Dass er bei der Flucht der Geister mit Boot auf der Spree einen Moment Todesangst hatte, ist auch so eine Geschichte. In der Hektik, die Szene noch vor Sonnenuntergang „in den Kasten“ zu kriegen, hatte niemand an die Eisengewichte in dem Ruderboot gedacht, die als Lastenausgleich für die Schauspieler, insbesondere den schweren Stefan Lisewski, in den Bug gelegt worden waren. Als das im Film nicht zu sehende Motorboot den Geisterkahn am Schlepptau in Bewegung setzte, neigte sich plötzlich der Bug des Ruderboots gen Wasser, immer tiefer, bis es schließlich versank – und mit ihm die Geister. „Ich hatte einen schweren Schafspelz an, der sich voll Wasser sog. Katja Paryla, die Hexe, und Siegfried Seibt, Rumpi, konnten ja schwimmen in ihren Sachen, ich nicht.

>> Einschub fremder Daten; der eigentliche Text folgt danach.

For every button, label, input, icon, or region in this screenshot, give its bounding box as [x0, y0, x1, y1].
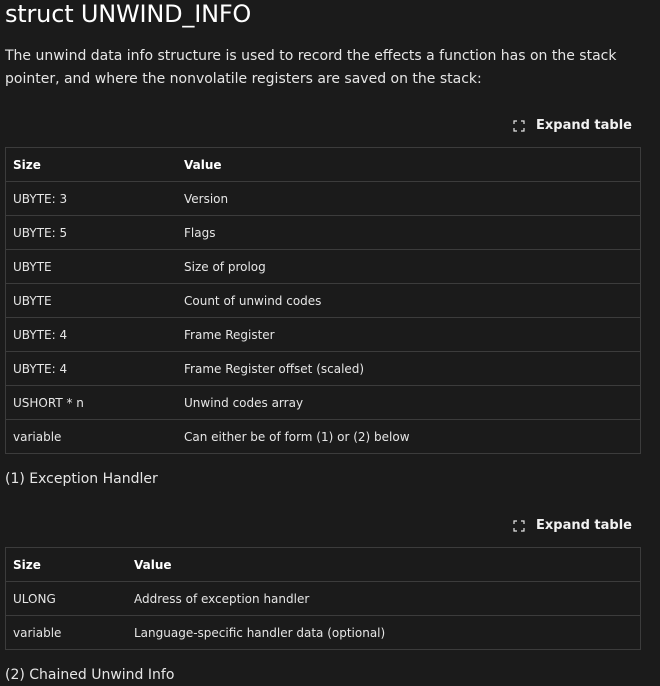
- unwind-info-table: Size Value UBYTE: 3 Version UBYTE: 5 Fla…: [5, 147, 641, 454]
- cell-size: UBYTE: 3: [5, 181, 177, 216]
- cell-value: Count of unwind codes: [177, 283, 641, 318]
- expand-table-label: Expand table: [536, 118, 632, 133]
- table-header-row: Size Value: [5, 147, 641, 182]
- cell-size: UBYTE: [5, 283, 177, 318]
- table-row: UBYTE: 3 Version: [5, 181, 641, 216]
- table-row: UBYTE Count of unwind codes: [5, 283, 641, 318]
- cell-size: UBYTE: [5, 249, 177, 284]
- cell-size: variable: [5, 419, 177, 454]
- expand-table-button-1[interactable]: Expand table: [513, 118, 632, 133]
- column-header-value: Value: [177, 147, 641, 182]
- section-heading-exception-handler: (1) Exception Handler: [5, 471, 158, 487]
- column-header-value: Value: [127, 547, 641, 582]
- page-title: struct UNWIND_INFO: [5, 0, 252, 28]
- cell-value: Can either be of form (1) or (2) below: [177, 419, 641, 454]
- expand-table-label: Expand table: [536, 518, 632, 533]
- cell-size: USHORT * n: [5, 385, 177, 420]
- column-header-size: Size: [5, 547, 127, 582]
- intro-paragraph: The unwind data info structure is used t…: [5, 48, 617, 87]
- cell-value: Unwind codes array: [177, 385, 641, 420]
- cell-size: UBYTE: 5: [5, 215, 177, 250]
- expand-table-button-2[interactable]: Expand table: [513, 518, 632, 533]
- cell-size: UBYTE: 4: [5, 317, 177, 352]
- table-header-row: Size Value: [5, 547, 641, 582]
- cell-value: Address of exception handler: [127, 581, 641, 616]
- exception-handler-table: Size Value ULONG Address of exception ha…: [5, 547, 641, 650]
- cell-value: Frame Register offset (scaled): [177, 351, 641, 386]
- cell-value: Version: [177, 181, 641, 216]
- fullscreen-corners-icon: [513, 519, 525, 532]
- cell-value: Flags: [177, 215, 641, 250]
- cell-value: Size of prolog: [177, 249, 641, 284]
- table-row: UBYTE: 4 Frame Register: [5, 317, 641, 352]
- table-row: variable Can either be of form (1) or (2…: [5, 419, 641, 454]
- cell-value: Language-specific handler data (optional…: [127, 615, 641, 650]
- fullscreen-corners-icon: [513, 119, 525, 132]
- column-header-size: Size: [5, 147, 177, 182]
- section-heading-chained-unwind-info: (2) Chained Unwind Info: [5, 667, 175, 683]
- cell-value: Frame Register: [177, 317, 641, 352]
- table-row: variable Language-specific handler data …: [5, 615, 641, 650]
- table-row: UBYTE Size of prolog: [5, 249, 641, 284]
- cell-size: variable: [5, 615, 127, 650]
- table-row: ULONG Address of exception handler: [5, 581, 641, 616]
- table-row: UBYTE: 5 Flags: [5, 215, 641, 250]
- cell-size: UBYTE: 4: [5, 351, 177, 386]
- cell-size: ULONG: [5, 581, 127, 616]
- table-row: USHORT * n Unwind codes array: [5, 385, 641, 420]
- table-row: UBYTE: 4 Frame Register offset (scaled): [5, 351, 641, 386]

Da war mir schon komisch, bis ich merkte, ich habe Boden unter den Füßen. Wir standen auf einer Sandbank mitten in der Spree.“ Mit seinem trockenen Witz würzte er als Hausmeister den „Spuk im Hochhaus“ und wirkte als Graf Bärenfels auch in der Serie „Spuk von draußen“ mit.

Für das Berliner Ensemble werden die Inszenierungen mit Stefan Lisewski wichtige Abschnitte in der Geschichte des Theaters sein. In seinen großen wie kleinen Filmrollen wird er lebendig bleiben, sich den vielleicht auch nachfolgenden Generationen einprägen.